Valerio held up a hand when she started to protest the invasion of privacy. Not to mention that it screamed Rom’s pronouncement of her as untrustworthy.
“Mr. Montgomery is worried for your welfare, Ms. Casale. He expressed as much to me after he had a talk with Mr. Mascaro at your house last night.”
“And?” She dreaded the answer.
“He expressly told Mr. Montgomery not to bother you or your family. He also laid a very explicit claim to your affections, which later he re-enforced with a visit from your brothers.”
“What!” Jule lurched to her feet, her bag hitting the floor with a thud. “When?” She leaned over Valerio’s desk, invading his personal space.
“Please, Ms. Casale, there’s more.” He gestured for her to take her seat and wouldn’t continue until she sat. “I looked at public records this morning and found a marriage license application filed under Pio Mascaro and Jule Casale—dated last week.”
“Jesus!” She shot out of the chair once again and paced the office. A sick dread rose in her
heart. “Is that legal? Can he file something like that without my knowledge? I mean what the hell? I’m being stalked by my father’s best friend.”
“So his actions come as no surprise, then?”
“No.” Jule spun to look Valerio in the eye. “Yes. The guy has always given me the creeps, staring and making inappropriate comments when no one else can hear, but this is crazy. Does my father know?”
“That’s the thing, Ms. Casale. Your father and Mascaro drew up a contract transferring property from Mascaro to Edmondo upon your marriage.”
Jule sat before her knees gave out. Pop had sold her out.

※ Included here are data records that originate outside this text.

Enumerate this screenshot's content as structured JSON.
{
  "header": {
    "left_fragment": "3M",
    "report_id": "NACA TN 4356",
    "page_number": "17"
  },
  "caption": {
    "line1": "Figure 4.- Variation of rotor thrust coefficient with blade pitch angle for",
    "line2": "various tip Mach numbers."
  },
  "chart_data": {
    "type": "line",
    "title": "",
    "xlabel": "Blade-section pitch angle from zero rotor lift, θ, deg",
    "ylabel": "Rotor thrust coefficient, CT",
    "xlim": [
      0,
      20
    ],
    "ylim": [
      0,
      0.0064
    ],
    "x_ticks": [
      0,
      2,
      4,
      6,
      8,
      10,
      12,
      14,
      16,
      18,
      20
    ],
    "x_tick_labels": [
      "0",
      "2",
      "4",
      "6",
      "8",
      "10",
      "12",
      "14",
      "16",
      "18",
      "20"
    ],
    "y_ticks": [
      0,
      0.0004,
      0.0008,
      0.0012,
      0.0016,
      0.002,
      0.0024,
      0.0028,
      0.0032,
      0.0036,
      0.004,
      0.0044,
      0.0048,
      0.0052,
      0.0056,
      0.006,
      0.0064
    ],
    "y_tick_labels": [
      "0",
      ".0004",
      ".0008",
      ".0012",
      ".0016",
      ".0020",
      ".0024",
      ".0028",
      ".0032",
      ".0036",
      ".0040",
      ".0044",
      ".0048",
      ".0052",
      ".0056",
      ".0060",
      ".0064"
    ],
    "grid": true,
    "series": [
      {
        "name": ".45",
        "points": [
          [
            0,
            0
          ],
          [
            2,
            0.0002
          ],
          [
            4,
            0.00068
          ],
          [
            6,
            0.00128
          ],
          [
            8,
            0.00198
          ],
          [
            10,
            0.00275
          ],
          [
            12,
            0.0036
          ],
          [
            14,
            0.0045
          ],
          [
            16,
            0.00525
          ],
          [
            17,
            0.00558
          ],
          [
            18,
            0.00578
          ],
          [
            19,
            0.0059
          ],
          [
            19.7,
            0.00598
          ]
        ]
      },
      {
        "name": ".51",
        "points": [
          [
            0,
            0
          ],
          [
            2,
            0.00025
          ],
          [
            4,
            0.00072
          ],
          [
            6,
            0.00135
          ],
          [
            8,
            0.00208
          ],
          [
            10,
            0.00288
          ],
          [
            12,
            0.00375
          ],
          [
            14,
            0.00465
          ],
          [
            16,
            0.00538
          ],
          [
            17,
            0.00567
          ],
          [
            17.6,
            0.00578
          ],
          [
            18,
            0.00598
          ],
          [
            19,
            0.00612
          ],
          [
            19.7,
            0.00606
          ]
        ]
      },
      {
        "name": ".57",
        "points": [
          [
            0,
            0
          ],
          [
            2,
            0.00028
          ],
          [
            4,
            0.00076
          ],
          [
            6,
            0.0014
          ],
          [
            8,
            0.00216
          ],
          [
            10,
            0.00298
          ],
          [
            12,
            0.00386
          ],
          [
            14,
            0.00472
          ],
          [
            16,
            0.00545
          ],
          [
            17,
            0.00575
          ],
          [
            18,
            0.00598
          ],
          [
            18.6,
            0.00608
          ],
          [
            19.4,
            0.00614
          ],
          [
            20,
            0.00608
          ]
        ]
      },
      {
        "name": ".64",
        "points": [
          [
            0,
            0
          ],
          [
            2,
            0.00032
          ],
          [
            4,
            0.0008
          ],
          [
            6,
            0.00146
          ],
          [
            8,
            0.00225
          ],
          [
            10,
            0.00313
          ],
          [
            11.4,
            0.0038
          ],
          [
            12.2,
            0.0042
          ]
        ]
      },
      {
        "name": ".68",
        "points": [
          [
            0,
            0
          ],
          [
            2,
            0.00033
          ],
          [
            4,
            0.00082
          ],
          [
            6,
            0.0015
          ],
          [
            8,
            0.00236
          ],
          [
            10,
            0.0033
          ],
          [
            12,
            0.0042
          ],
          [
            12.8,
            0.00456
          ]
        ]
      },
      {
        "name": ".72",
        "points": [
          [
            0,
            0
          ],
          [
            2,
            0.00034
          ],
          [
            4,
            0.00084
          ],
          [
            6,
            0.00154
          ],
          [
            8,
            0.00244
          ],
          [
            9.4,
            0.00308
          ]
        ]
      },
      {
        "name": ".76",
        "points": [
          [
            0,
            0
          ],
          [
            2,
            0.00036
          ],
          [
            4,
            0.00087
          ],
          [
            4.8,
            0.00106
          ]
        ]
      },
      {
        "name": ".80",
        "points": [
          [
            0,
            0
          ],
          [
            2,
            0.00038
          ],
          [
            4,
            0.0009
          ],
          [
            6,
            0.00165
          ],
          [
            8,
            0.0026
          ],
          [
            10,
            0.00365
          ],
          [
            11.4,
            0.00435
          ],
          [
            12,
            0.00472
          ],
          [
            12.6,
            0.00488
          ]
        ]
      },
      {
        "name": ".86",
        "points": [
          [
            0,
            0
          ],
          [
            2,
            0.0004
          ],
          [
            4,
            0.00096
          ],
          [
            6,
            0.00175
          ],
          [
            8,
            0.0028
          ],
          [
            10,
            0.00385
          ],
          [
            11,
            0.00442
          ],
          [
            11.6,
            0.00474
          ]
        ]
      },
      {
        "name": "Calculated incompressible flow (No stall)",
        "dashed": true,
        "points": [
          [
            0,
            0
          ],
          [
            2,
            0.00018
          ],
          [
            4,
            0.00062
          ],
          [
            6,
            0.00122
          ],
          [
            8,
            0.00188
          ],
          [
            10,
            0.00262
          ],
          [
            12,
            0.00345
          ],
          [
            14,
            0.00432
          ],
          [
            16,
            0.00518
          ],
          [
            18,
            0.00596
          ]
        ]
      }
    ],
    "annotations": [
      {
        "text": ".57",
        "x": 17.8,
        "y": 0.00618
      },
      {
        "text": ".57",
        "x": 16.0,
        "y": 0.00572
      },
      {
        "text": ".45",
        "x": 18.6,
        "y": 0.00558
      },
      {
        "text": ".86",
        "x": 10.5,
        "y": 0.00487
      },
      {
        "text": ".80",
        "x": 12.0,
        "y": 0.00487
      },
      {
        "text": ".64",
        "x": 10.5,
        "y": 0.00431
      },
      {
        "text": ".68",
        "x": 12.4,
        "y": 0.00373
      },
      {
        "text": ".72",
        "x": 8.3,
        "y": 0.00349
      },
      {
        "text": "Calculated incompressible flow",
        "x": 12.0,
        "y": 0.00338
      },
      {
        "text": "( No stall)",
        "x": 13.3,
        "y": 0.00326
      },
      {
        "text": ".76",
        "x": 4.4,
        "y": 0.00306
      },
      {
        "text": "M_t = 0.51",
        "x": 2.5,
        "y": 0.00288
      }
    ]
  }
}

“Ms. Casale?” Valerio hovered anxiously over her after some minutes, a glass of water in his hand. Jule took it, but didn’t drink. She couldn’t work the muscles in her throat. Her father’s betrayal lodged there like a swelling sponge.
What was with the men in her life? Couldn’t she find one, just one who didn’t lie, cheat, and steal?
“Ms. Casale, are you all right?” True concern shone from the lawyer’s eyes, an emotion Jule didn’t think men of his ilk possessed.
“Why are you being so nice to me? And why are you telling me all this?” she asked, afraid of his answer. If it involved her returning the favor, she would kick him in the balls and storm out of the office. Enough was enough.
“Rom Montgomery is not just a client, but a friend. A very dear friend. Before he left, he spoke of you and requested I help if you came to me. Well, here you are and in a very tight spot, from where I’m standing.”
Jule tried to process the information. Was that a you-owe-me kind of speech? And had Rom really asked Valerio to look out for her? Did guilt drive him to make the request, knowing he stood to benefit from all her hard work if he recovered the paintings before she did?
“Did he suddenly develop a conscience? Why does he care what happens to me? He didn’t act like he cared last night.” She swiped a hand across her forehead, pushing back errant curls.
Valerio once again took the client’s chair next to hers, the supple burgundy leather squeaking softly. “Without compromising Rom more than I already have, let me say he cares very deeply. He may not show it, but under the scowl and the threatening looks, a poet’s heart beats.”